Vic Vogel : Vieux bougon attachant
Musique

Vic Vogel : Vieux bougon attachant

Le Festi Jazz chauffe Mont-Tremblant jusqu’au 14 août. Brin de jasette avec son parrain, Vic Vogel.

Pardonnez le jeu de mots: le Festi Jazz Mont-Tremblant aurait difficilement pu trouver meilleur parrain que Vic Vogel, jazzman au look et au sourire de gentil mafieux (parrain… mafieux… capiche?). Un rôle que le vieux bougon attachant ne prend pas à la légère, se montrant très respectueux d’une certaine omerta. Essayez, pour voir, de connaître ce qu’il compte mettre au programme de son tour de piano. Rien à faire, le sacripant se tient coi. "Le pacing est totalement improvisé, assure-t-il. Si je veux, je peux niaiser pendant 12-15 minutes sur une toune. Tant que je la trouve intéressante, les gens vont la trouver intéressante. Je sais que le show est fini quand Bob [Pover, son gérant] me shine sa lampe de poche sur la gueule." Beau numéro de fildefériste, certes, mais d’une témérité toute relative quand on connaît ses standards sur le bout des doigts. Et quand on a des hommes de main comme Dave Gelfand (contrebasse), André Leroux (saxophone) et Ugo Di Vito (batterie) pour nous rattraper si on perd pied.

"En fait, la seule chose qui est immuable, poursuit-il, c’est qu’après l’entracte, je demande à la foule ce qu’elle veut entendre. Il y a toujours un ou deux niaiseux dont j’accepte les demandes spéciales.
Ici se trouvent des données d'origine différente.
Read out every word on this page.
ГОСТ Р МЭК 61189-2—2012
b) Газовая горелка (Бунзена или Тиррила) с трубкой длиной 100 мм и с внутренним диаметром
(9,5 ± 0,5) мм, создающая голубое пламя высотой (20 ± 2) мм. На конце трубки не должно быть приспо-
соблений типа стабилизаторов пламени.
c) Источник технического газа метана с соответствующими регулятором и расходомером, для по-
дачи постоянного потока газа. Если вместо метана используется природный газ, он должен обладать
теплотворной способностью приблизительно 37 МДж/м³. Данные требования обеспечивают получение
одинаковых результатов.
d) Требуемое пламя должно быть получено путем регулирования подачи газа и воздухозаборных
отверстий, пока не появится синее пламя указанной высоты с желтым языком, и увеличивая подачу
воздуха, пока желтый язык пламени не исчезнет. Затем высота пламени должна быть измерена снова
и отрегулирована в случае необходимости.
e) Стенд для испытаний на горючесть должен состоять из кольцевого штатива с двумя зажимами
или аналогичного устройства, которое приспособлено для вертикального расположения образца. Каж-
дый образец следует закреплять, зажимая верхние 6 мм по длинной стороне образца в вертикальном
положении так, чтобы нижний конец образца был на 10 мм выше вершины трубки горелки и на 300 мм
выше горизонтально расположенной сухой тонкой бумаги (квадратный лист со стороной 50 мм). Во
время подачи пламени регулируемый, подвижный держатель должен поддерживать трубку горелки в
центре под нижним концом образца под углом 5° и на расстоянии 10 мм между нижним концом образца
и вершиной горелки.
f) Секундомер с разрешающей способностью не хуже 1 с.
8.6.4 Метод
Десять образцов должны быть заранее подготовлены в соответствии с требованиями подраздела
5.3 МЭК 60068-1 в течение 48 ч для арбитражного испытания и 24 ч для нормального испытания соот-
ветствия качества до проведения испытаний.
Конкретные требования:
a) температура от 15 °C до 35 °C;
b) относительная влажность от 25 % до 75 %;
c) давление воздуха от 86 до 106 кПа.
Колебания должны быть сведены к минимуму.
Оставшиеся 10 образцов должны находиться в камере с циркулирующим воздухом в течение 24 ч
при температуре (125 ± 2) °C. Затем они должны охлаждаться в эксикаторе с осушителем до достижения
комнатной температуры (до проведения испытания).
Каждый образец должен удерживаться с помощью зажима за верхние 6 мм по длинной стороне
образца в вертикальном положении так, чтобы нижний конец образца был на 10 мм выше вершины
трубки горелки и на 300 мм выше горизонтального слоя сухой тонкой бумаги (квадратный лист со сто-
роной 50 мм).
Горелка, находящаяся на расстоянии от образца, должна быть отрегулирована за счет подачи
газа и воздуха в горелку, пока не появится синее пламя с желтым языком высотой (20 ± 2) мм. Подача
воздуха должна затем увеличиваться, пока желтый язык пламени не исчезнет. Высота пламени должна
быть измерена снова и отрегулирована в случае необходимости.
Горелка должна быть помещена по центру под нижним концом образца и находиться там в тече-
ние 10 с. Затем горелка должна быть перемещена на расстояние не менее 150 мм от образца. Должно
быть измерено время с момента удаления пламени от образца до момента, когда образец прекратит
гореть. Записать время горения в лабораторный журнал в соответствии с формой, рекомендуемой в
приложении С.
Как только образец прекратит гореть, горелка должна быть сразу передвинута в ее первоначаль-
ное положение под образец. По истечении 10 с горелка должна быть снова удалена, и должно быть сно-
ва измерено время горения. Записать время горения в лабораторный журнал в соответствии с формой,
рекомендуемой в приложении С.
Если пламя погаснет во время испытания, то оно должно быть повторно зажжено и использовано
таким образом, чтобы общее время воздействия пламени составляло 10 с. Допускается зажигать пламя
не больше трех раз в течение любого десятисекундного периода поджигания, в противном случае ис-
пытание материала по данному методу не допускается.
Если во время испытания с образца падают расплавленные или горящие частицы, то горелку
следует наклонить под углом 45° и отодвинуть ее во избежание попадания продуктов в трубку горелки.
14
Mais je règle ça le plus vite possible. Surtout quand c’est des affaires comme Take Five."

Vous ne portez pas Dave Brubeck, le roi des signatures rythmiques insolites, dans votre coeur, monsieur Vogel? Vous saviez que le quatuor Fréquence Jazz consacrait un concert à son catalogue pendant le festival? "C’est un grand musicien, il a fait de belles choses. Le problème, c’est que son seul succès, c’est une crisse de toune en 5/4, composée par son saxophoniste. C’était dans les jukebox du monde entier. Pourquoi? Pour une seule raison, à mon avis. Parce que ça boite! Et les gens qui dansent, ils dansent mal, ils boitent. Comme il y a un beat de trop, c’est parfait."

Le Festi Jazz pourrait prendre rapidement des airs de party de famille vendredi soir alors que Dave Turner, saxophoniste au sein du Vic Vogel Big Band depuis 1979, précédera son mentor sur scène avec son propre quintette. Un clan tissé serré que celui de Vogel: "J’essaie d’inculquer la discipline aux gars qui viennent jouer dans mon band. Je ne veux surtout pas changer leur style. J’ai toujours composé et arrangé en gardant en tête le son de chacun. Les solos leur appartiennent. Quand ils quittent, je les jette. I don’t give an old coat to a new guy."

En plus des formations de Dan Thouin, d’Yves Léveillé et de Paulo Ramos, plusieurs spectacles-hommages (à Oscar Peterson, Cannonball Adderley, Gerry Soetermans) émaillent la programmation du FJMT. Quel genre d’hommage Vogel aimerait-il lui-même recevoir? Il se gratte la barbe blanche longuement. Puis, une grimace facétieuse découpe son visage. "Tant qu’on ne me donne pas une autre toile d’un peintre local. That’s what I need, another fucking painting? J’en ai plus de 200. Mes murs sont pleins. C’est assez, là!" Vieux bougon attachant, qu’on vous disait.

À voir si vous aimez /
Terry Gibbs, Zoot Sims, Dave Brubeck!